If you have only one Snowflake connection that you’d like to add to Chalk, you do not need to specify any arguments to construct the source in your code.

from chalk.sql import SnowflakeSource

snowflake = SnowflakeSource()

@online
def fn(...) -> ...:
    return snowflake.query(...).first()

Multiple Integrations

Chalk's injects environment variables to support data integrations. But what happens when you have two data sources of the same kind? When you create a new data source from your dashboard, you have an option to provide a name for the integration. You can then reference this name in the code directly.
from chalk.sql import SnowflakeSource

risk = SnowflakeSource(name="RISK")
marketing = SnowflakeSource(name="MARKETING")

@online
def risk_resolver(...) -> ...:
    return risk.query(...).first()

@online
def marketing_resolver(...) -> ...:
    return marketing.query(...).first()
Named integrations inject environment variables with the standard names prefixed by the integration name.
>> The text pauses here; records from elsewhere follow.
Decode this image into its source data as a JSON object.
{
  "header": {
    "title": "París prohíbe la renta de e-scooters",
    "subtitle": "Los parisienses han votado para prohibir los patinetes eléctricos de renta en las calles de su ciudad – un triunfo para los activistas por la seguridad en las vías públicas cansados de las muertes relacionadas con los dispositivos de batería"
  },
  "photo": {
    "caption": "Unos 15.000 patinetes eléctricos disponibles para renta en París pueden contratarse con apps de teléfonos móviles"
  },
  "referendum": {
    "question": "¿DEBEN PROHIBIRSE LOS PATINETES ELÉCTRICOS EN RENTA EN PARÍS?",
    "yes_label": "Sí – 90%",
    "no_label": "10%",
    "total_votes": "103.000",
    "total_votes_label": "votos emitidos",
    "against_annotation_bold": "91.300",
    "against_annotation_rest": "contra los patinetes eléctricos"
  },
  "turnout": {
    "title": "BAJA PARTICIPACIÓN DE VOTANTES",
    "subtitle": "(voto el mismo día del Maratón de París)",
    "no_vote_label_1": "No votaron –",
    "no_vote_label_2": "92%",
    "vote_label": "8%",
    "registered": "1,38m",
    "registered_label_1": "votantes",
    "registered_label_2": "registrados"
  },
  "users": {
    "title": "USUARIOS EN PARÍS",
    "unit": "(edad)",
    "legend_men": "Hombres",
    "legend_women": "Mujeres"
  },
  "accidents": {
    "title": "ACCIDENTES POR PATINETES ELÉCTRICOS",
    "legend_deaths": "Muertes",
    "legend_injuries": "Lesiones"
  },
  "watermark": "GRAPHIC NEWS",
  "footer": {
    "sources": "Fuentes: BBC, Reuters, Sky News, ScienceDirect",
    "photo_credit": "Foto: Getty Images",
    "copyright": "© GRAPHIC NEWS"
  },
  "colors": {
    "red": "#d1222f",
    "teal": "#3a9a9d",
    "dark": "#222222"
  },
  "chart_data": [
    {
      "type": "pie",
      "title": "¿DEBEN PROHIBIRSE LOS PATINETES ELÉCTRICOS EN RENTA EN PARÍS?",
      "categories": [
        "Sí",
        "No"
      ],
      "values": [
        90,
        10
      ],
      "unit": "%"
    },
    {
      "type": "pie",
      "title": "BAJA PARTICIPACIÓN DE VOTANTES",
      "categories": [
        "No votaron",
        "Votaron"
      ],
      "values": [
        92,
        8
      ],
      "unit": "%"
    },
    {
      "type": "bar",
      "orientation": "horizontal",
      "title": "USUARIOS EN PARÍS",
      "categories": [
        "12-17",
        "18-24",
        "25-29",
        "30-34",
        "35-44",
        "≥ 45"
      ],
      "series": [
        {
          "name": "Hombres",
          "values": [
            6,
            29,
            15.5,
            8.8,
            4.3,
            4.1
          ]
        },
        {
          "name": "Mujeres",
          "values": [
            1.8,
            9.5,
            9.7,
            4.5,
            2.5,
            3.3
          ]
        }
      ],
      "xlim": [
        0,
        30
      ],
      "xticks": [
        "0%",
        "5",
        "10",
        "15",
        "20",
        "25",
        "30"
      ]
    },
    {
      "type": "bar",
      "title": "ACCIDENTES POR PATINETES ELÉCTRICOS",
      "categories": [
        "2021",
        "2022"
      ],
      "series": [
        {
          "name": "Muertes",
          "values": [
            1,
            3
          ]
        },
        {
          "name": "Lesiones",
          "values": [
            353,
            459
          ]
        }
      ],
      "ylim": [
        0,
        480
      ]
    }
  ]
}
For example, if your integration is called RISK, then the variable SNOWSQL_SCHEMA will be injected as RISK_SNOWSQL_SCHEMA.

Environment Variables

You can also configure the integration directly using environment variables on your local machine or from those added through the generic environment variable support.

import os
from chalk.sql import SnowflakeSource

snowflake = SnowflakeSource(
    db=os.getenv("SNOWSQL_DATABASE"),
    schema=os.getenv("SNOWSQL_SCHEMA"),
    role=os.getenv("SNOWSQL_ROLE"),
    warehouse=os.getenv("SNOWSQL_WAREHOUSE"),
    user=os.getenv("SNOWSQL_USER"),
    password=os.getenv("SNOWSQL_PWD"),
    account_identifier=os.getenv("SNOWSQL_ACCOUNT_IDENTIFIER")
)

@online
def resolver_fn(...) -> ...:
    return snowflake.query(...).first()

Configuring Your Snowflake Integration

If Chalk has helped you configure a Snowflake Offline Store already, then some of these commands my overlap with work that is already done. Please review your Snowflake configuration for existing objects matching the ones below before proceeding.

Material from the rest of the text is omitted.